The law also states that you can take over a space if it contributes to public interest, so we focused more or less on public interest, because we showed that public interest doesn’t depend only on the income of a municipality or government, but also on community-based activities.
And we made a working group to research how other countries in the Balkans and Europe regulate public and abandoned spaces. One of the amendments we proposed was to determine a percentage of public properties that don’t go to businesses and don’t get privatized, but are rather used for civil initiatives, and to create a special process for groups that aren’t businesses.
Our community is comprised of many people and we wrote a proposal outlining the special process, and saying that a big percentage of the properties should be given to other groups. We did the #mundësipërkrejt campaign to change the law and simply highlight that public properties are for the public, for citizens. They can be transformed into centers such as Termokiss, or museums, galleries, or any other civil initiatives that bring about common good — not only diversity of culture, but also of people.
We expected only a few initiatives to support us, but in fact we saw that this was something that many other groups needed. A few months ago the government approved the law, but it still needs to be passed in the Assembly.
Eljesa Beka: Another change that could happen would be to enable people to register as community centers, because we are registered as an NGO because according to the law you can’t register any other way — that could be the next change.
Eljesa Beka says she hopes community-led projects such as Termokiss can be dispersed to neighborhoods throughout Kosovo. Photo: Besarta Breznica / K2.0.
You mentioned that you were in Tetovo in Macedonia this summer and that you went to help out another space. Do you consider that independent spaces such as Termokiss and the one you helped to facilitate in Tetovo are a form of resistance against the privatization of not only cultural life but also public life and public services?
Eljesa Beka: For me the experience in Tetovo was something different because I wasn’t here at the beginning when Termokiss was established.
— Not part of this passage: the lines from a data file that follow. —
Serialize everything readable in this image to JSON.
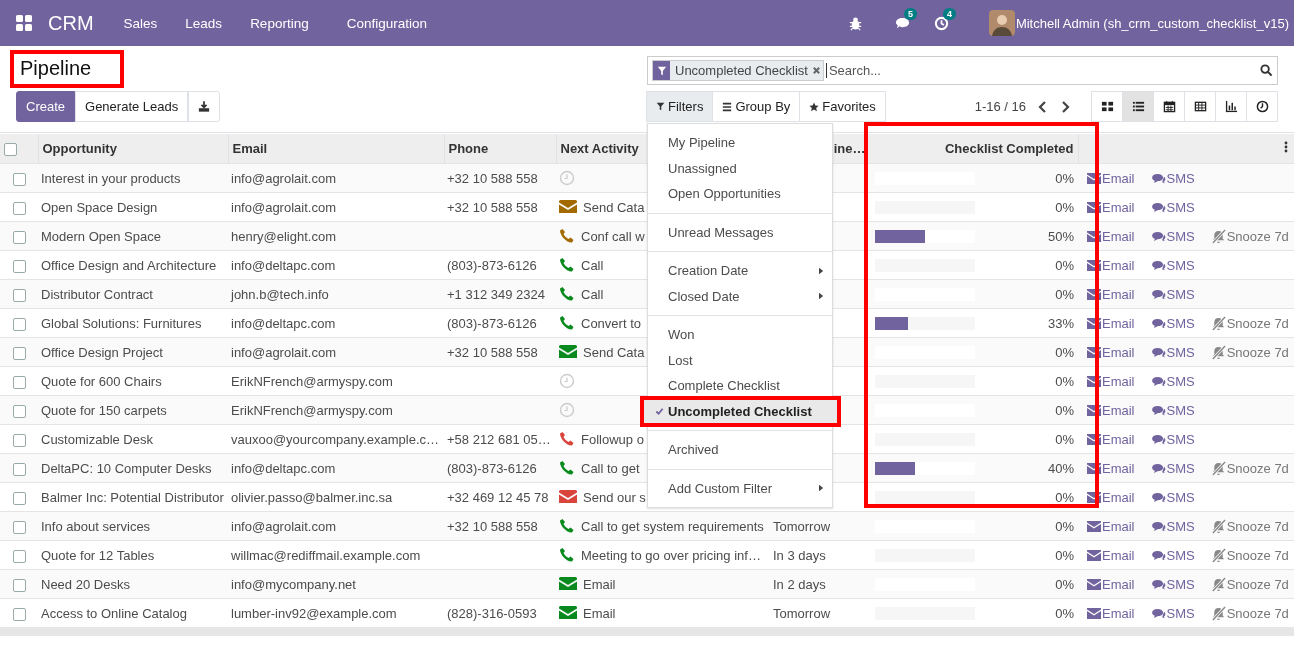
{
  "app": {
    "name": "CRM"
  },
  "menu": [
    "Sales",
    "Leads",
    "Reporting",
    "Configuration"
  ],
  "systray": {
    "messages_badge": "5",
    "activities_badge": "4",
    "user": "Mitchell Admin (sh_crm_custom_checklist_v15)"
  },
  "breadcrumb": {
    "label": "Pipeline",
    "highlight": true
  },
  "buttons": [
    "Create",
    "Generate Leads"
  ],
  "search": {
    "facet": "Uncompleted Checklist",
    "placeholder": "Search..."
  },
  "search_options": [
    {
      "kind": "filter",
      "label": "Filters",
      "selected": true
    },
    {
      "kind": "group",
      "label": "Group By",
      "selected": false
    },
    {
      "kind": "favorite",
      "label": "Favorites",
      "selected": false
    }
  ],
  "pager": "1-16 / 16",
  "views": [
    {
      "kind": "kanban",
      "selected": false
    },
    {
      "kind": "list",
      "selected": true
    },
    {
      "kind": "calendar",
      "selected": false
    },
    {
      "kind": "pivot",
      "selected": false
    },
    {
      "kind": "graph",
      "selected": false
    },
    {
      "kind": "activity",
      "selected": false
    }
  ],
  "table": {
    "columns": [
      "Opportunity",
      "Email",
      "Phone",
      "Next Activity",
      "ine…",
      "Checklist Completed"
    ],
    "checklist_highlight": true,
    "all_checked": false,
    "rows": [
      {
        "checked": false,
        "opportunity": "Interest in your products",
        "email": "info@agrolait.com",
        "phone": "+32 10 588 558",
        "activity": {
          "kind": "none"
        },
        "level": 0,
        "percent": "0%",
        "actions": [
          {
            "kind": "email",
            "label": "Email"
          },
          {
            "kind": "sms",
            "label": "SMS"
          }
        ]
      },
      {
        "checked": false,
        "opportunity": "Open Space Design",
        "email": "info@agrolait.com",
        "phone": "+32 10 588 558",
        "activity": {
          "kind": "email",
          "color": "#a26a00",
          "text": "Send Cata"
        },
        "level": 0,
        "percent": "0%",
        "actions": [
          {
            "kind": "email",
            "label": "Email"
          },
          {
            "kind": "sms",
            "label": "SMS"
          }
        ]
      },
      {
        "checked": false,
        "opportunity": "Modern Open Space",
        "email": "henry@elight.com",
        "activity": {
          "kind": "phone",
          "color": "#a26a00",
          "text": "Conf call w"
        },
        "level": 0.5,
        "percent": "50%",
        "actions": [
          {
            "kind": "email",
            "label": "Email"
          },
          {
            "kind": "sms",
            "label": "SMS"
          },
          {
            "kind": "snooze",
            "label": "Snooze 7d"
          }
        ]
      },
      {
        "checked": false,
        "opportunity": "Office Design and Architecture",
        "email": "info@deltapc.com",
        "phone": "(803)-873-6126",
        "activity": {
          "kind": "phone",
          "color": "#0a8a1e",
          "text": "Call"
        },
        "level": 0,
        "percent": "0%",
        "actions": [
          {
            "kind": "email",
            "label": "Email"
          },
          {
            "kind": "sms",
            "label": "SMS"
          }
        ]
      },
      {
        "checked": false,
        "opportunity": "Distributor Contract",
        "email": "john.b@tech.info",
        "phone": "+1 312 349 2324",
        "activity": {
          "kind": "phone",
          "color": "#0a8a1e",
          "text": "Call"
        },
        "level": 0,
        "percent": "0%",
        "actions": [
          {
            "kind": "email",
            "label": "Email"
          },
          {
            "kind": "sms",
            "label": "SMS"
          }
        ]
      },
      {
        "checked": false,
        "opportunity": "Global Solutions: Furnitures",
        "email": "info@deltapc.com",
        "phone": "(803)-873-6126",
        "activity": {
          "kind": "phone",
          "color": "#0a8a1e",
          "text": "Convert to"
        },
        "level": 0.33,
        "percent": "33%",
        "actions": [
          {
            "kind": "email",
            "label": "Email"
          },
          {
            "kind": "sms",
            "label": "SMS"
          },
          {
            "kind": "snooze",
            "label": "Snooze 7d"
          }
        ]
      },
      {
        "checked": false,
        "opportunity": "Office Design Project",
        "email": "info@agrolait.com",
        "phone": "+32 10 588 558",
        "activity": {
          "kind": "email",
          "color": "#0a8a1e",
          "text": "Send Cata"
        },
        "level": 0,
        "percent": "0%",
        "actions": [
          {
            "kind": "email",
            "label": "Email"
          },
          {
            "kind": "sms",
            "label": "SMS"
          },
          {
            "kind": "snooze",
            "label": "Snooze 7d"
          }
        ]
      },
      {
        "checked": false,
        "opportunity": "Quote for 600 Chairs",
        "email": "ErikNFrench@armyspy.com",
        "activity": {
          "kind": "none"
        },
        "level": 0,
        "percent": "0%",
        "actions": [
          {
            "kind": "email",
            "label": "Email"
          },
          {
            "kind": "sms",
            "label": "SMS"
          }
        ]
      },
      {
        "checked": false,
        "opportunity": "Quote for 150 carpets",
        "email": "ErikNFrench@armyspy.com",
        "activity": {
          "kind": "none"
        },
        "level": 0,
        "percent": "0%",
        "actions": [
          {
            "kind": "email",
            "label": "Email"
          },
          {
            "kind": "sms",
            "label": "SMS"
          }
        ]
      },
      {
        "checked": false,
        "opportunity": "Customizable Desk",
        "email": "vauxoo@yourcompany.example.c…",
        "phone": "+58 212 681 05…",
        "activity": {
          "kind": "phone",
          "color": "#d9443c",
          "text": "Followup o"
        },
        "level": 0,
        "percent": "0%",
        "actions": [
          {
            "kind": "email",
            "label": "Email"
          },
          {
            "kind": "sms",
            "label": "SMS"
          }
        ]
      },
      {
        "checked": false,
        "opportunity": "DeltaPC: 10 Computer Desks",
        "email": "info@deltapc.com",
        "phone": "(803)-873-6126",
        "activity": {
          "kind": "phone",
          "color": "#0a8a1e",
          "text": "Call to get"
        },
        "level": 0.4,
        "percent": "40%",
        "actions": [
          {
            "kind": "email",
            "label": "Email"
          },
          {
            "kind": "sms",
            "label": "SMS"
          },
          {
            "kind": "snooze",
            "label": "Snooze 7d"
          }
        ]
      },
      {
        "checked": false,
        "opportunity": "Balmer Inc: Potential Distributor",
        "email": "olivier.passo@balmer.inc.sa",
        "phone": "+32 469 12 45 78",
        "activity": {
          "kind": "email",
          "color": "#d9443c",
          "text": "Send our s"
        },
        "level": 0,
        "percent": "0%",
        "actions": [
          {
            "kind": "email",
            "label": "Email"
          },
          {
            "kind": "sms",
            "label": "SMS"
          }
        ]
      },
      {
        "checked": false,
        "opportunity": "Info about services",
        "email": "info@agrolait.com",
        "phone": "+32 10 588 558",
        "activity": {
          "kind": "phone",
          "color": "#0a8a1e",
          "text": "Call to get system requirements"
        },
        "column_5": "Tomorrow",
        "level": 0,
        "percent": "0%",
        "actions": [
          {
            "kind": "email",
            "label": "Email"
          },
          {
            "kind": "sms",
            "label": "SMS"
          },
          {
            "kind": "snooze",
            "label": "Snooze 7d"
          }
        ]
      },
      {
        "checked": false,
        "opportunity": "Quote for 12 Tables",
        "email": "willmac@rediffmail.example.com",
        "activity": {
          "kind": "phone",
          "color": "#0a8a1e",
          "text": "Meeting to go over pricing inf…"
        },
        "column_5": "In 3 days",
        "level": 0,
        "percent": "0%",
        "actions": [
          {
            "kind": "email",
            "label": "Email"
          },
          {
            "kind": "sms",
            "label": "SMS"
          },
          {
            "kind": "snooze",
            "label": "Snooze 7d"
          }
        ]
      },
      {
        "checked": false,
        "opportunity": "Need 20 Desks",
        "email": "info@mycompany.net",
        "activity": {
          "kind": "email",
          "color": "#0a8a1e",
          "text": "Email"
        },
        "column_5": "In 2 days",
        "level": 0,
        "percent": "0%",
        "actions": [
          {
            "kind": "email",
            "label": "Email"
          },
          {
            "kind": "sms",
            "label": "SMS"
          },
          {
            "kind": "snooze",
            "label": "Snooze 7d"
          }
        ]
      },
      {
        "checked": false,
        "opportunity": "Access to Online Catalog",
        "email": "lumber-inv92@example.com",
        "phone": "(828)-316-0593",
        "activity": {
          "kind": "email",
          "color": "#0a8a1e",
          "text": "Email"
        },
        "column_5": "Tomorrow",
        "level": 0,
        "percent": "0%",
        "actions": [
          {
            "kind": "email",
            "label": "Email"
          },
          {
            "kind": "sms",
            "label": "SMS"
          },
          {
            "kind": "snooze",
            "label": "Snooze 7d"
          }
        ]
      }
    ]
  },
  "filters_menu": {
    "groups": [
      [
        {
          "label": "My Pipeline",
          "selected": false,
          "submenu": false,
          "highlight": false
        },
        {
          "label": "Unassigned",
          "selected": false,
          "submenu": false,
          "highlight": false
        },
        {
          "label": "Open Opportunities",
          "selected": false,
          "submenu": false,
          "highlight": false
        }
      ],
      [
        {
          "label": "Unread Messages",
          "selected": false,
          "submenu": false,
          "highlight": false
        }
      ],
      [
        {
          "label": "Creation Date",
          "selected": false,
          "submenu": true,
          "highlight": false
        },
        {
          "label": "Closed Date",
          "selected": false,
          "submenu": true,
          "highlight": false
        }
      ],
      [
        {
          "label": "Won",
          "selected": false,
          "submenu": false,
          "highlight": false
        },
        {
          "label": "Lost",
          "selected": false,
          "submenu": false,
          "highlight": false
        },
        {
          "label": "Complete Checklist",
          "selected": false,
          "submenu": false,
          "highlight": false
        },
        {
          "label": "Uncompleted Checklist",
          "selected": true,
          "submenu": false,
          "highlight": true
        }
      ],
      [
        {
          "label": "Archived",
          "selected": false,
          "submenu": false,
          "highlight": false
        }
      ],
      [
        {
          "label": "Add Custom Filter",
          "selected": false,
          "submenu": true,
          "highlight": false
        }
      ]
    ]
  }
}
I saw the revitalization process of a space from start to finish. It’s not easy, but it’s not something undoable. A form of resistance… I can’t really say resistance, but I can say that it is a form of change, maybe change is the only thing that is constant.
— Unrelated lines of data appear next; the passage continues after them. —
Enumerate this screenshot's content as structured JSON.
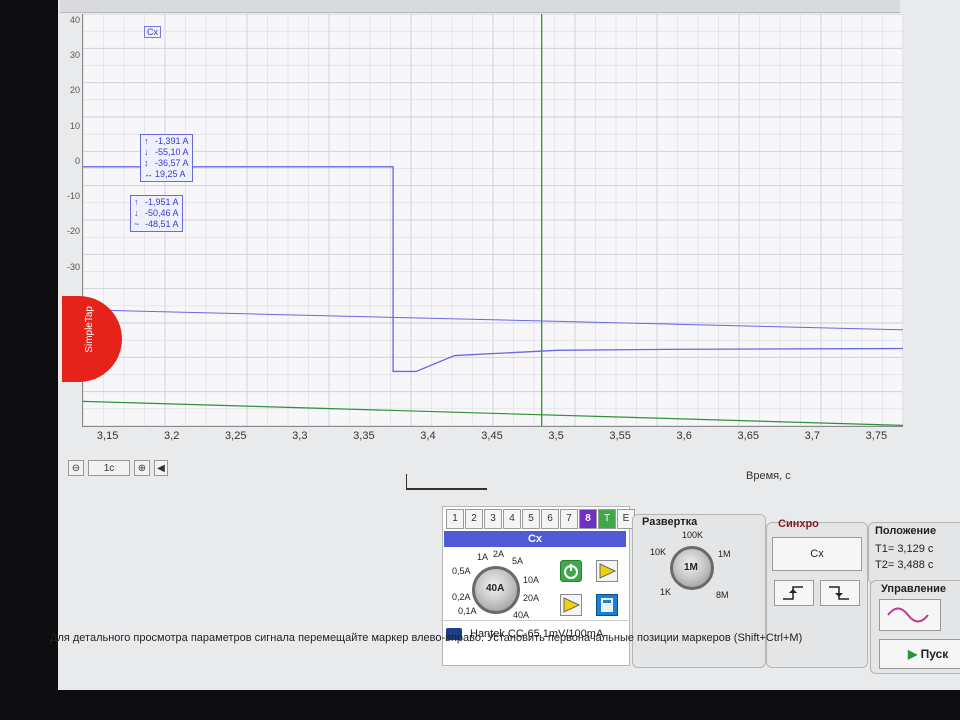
{
  "channel_tag": "Cx",
  "chart_data": {
    "type": "line",
    "xlabel": "Время, с",
    "x_ticks": [
      "3,15",
      "3,2",
      "3,25",
      "3,3",
      "3,35",
      "3,4",
      "3,45",
      "3,5",
      "3,55",
      "3,6",
      "3,65",
      "3,7",
      "3,75"
    ],
    "y_ticks": [
      "40",
      "30",
      "20",
      "10",
      "0",
      "-10",
      "-20",
      "-30"
    ],
    "xlim": [
      3.13,
      3.77
    ],
    "ylim": [
      -33,
      42
    ],
    "grid": true,
    "series": [
      {
        "x": [
          3.13,
          3.372,
          3.372,
          3.39,
          3.42,
          3.5,
          3.6,
          3.77
        ],
        "y": [
          -1.4,
          -1.4,
          -59.5,
          -59.5,
          -55,
          -53.5,
          -53.2,
          -53
        ]
      }
    ],
    "reference_lines": {
      "cursor_x": 3.488,
      "blue_h_level": -42,
      "green_h_level": -68
    }
  },
  "measure_box_1": [
    {
      "icon": "↑",
      "value": "-1,391 A"
    },
    {
      "icon": "↓",
      "value": "-55,10 A"
    },
    {
      "icon": "↕",
      "value": "-36,57 A"
    },
    {
      "icon": "↔",
      "value": "19,25 A"
    }
  ],
  "measure_box_2": [
    {
      "icon": "↑",
      "value": "-1,951 A"
    },
    {
      "icon": "↓",
      "value": "-50,46 A"
    },
    {
      "icon": "~",
      "value": "-48,51 A"
    }
  ],
  "simpletap_label": "SimpleTap",
  "nav": {
    "timebase": "1c",
    "zoom_icon": "⊕",
    "prev_icon": "◀"
  },
  "channel_panel": {
    "tabs": [
      "1",
      "2",
      "3",
      "4",
      "5",
      "6",
      "7",
      "8",
      "T",
      "E"
    ],
    "header": "Cx",
    "knob_center": "40A",
    "knob_labels": [
      "0,5A",
      "1A",
      "2A",
      "5A",
      "10A",
      "20A",
      "40A",
      "0,2A",
      "0,1A"
    ],
    "probe": "Hantek CC-65 1mV/100mA"
  },
  "sweep_panel": {
    "title": "Развертка",
    "knob_center": "1M",
    "knob_labels": [
      "100K",
      "10K",
      "1M",
      "8M",
      "1K"
    ]
  },
  "sync_panel": {
    "title": "Синхро",
    "source_button": "Cx"
  },
  "position_panel": {
    "title": "Положение",
    "t1": "T1= 3,129 c",
    "t2": "T2= 3,488 c"
  },
  "control_panel": {
    "title": "Управление",
    "run_button": "Пуск"
  },
  "status": {
    "line1": "Для детального просмотра параметров сигнала перемещайте маркер влево-вправо. Установить первоначальные позиции маркеров (Shift+Ctrl+M)"
  },
  "colors": {
    "trace": "#6b66e6",
    "grid": "#c9cfd9",
    "cursor": "#2f8f3a",
    "channel_accent": "#4f5bd5",
    "active_tab": "#6f2fc7"
  }
}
Erleta Morina: I think they are forms of resistance not only against privatization. Of course we should resist things that we believe are bad and are not suitable in our context, things that we don’t want in our society. But at the same time, it’s important not only to resist, but also to act against it. These centers can be considered as a form of resistance, but more so they can be considered as a counter-reaction, acting against what we don’t like.
For a public space such as Termokiss, what challenges are there in your attempts to avoid hierarchy? Can cultural centers and organizations be successful without being based on hierarchy?
Eljesa Beka: To be a horizontal organization, every Wednesday at 18:00 we hold our weekly meetings, as we have done for the past couple of years. We’ve done nothing in the last two years without getting approval from all the people who were there.
So, if you continue with the same tempo and have consistency, then horizontal organizations make for a situation in which no one is the leader, but at the same time everyone is. If we all feel responsible for something, it means we are taking responsibility for a cause that is bigger than ourselves or individual material benefits. Consistency in transparency has facilitated the horizontal organization concept.
Erleta Morina: And vice versa. A horizontal organization is not like a vertical organization, in which there is one leader from whom responsibilities trickle down to other people… We are all our own boss and we all have a sense of responsibility, not only as Termokiss, but also for the activities we do and our bigger objective.
We really encourage sincere and continuous communication, and this makes it easier to have a horizontal structure, so that no one takes more or less responsibilities than they need.
Erleta Morina and Eljesa Beka are two of the many organizers who are helping to build the Termokiss community. Photo: Besarta Breznica / K2.0.
Termokiss’s influence in the community is constantly growing. How do you stand politically, not in terms of political organizations but rather as a voice of advocacy. For example, in Europe and other places in the world, spaces similar to Termokiss are quite engaged in political and social resistance. Will Termokiss start such activities, or will you continue to be objective in this respect?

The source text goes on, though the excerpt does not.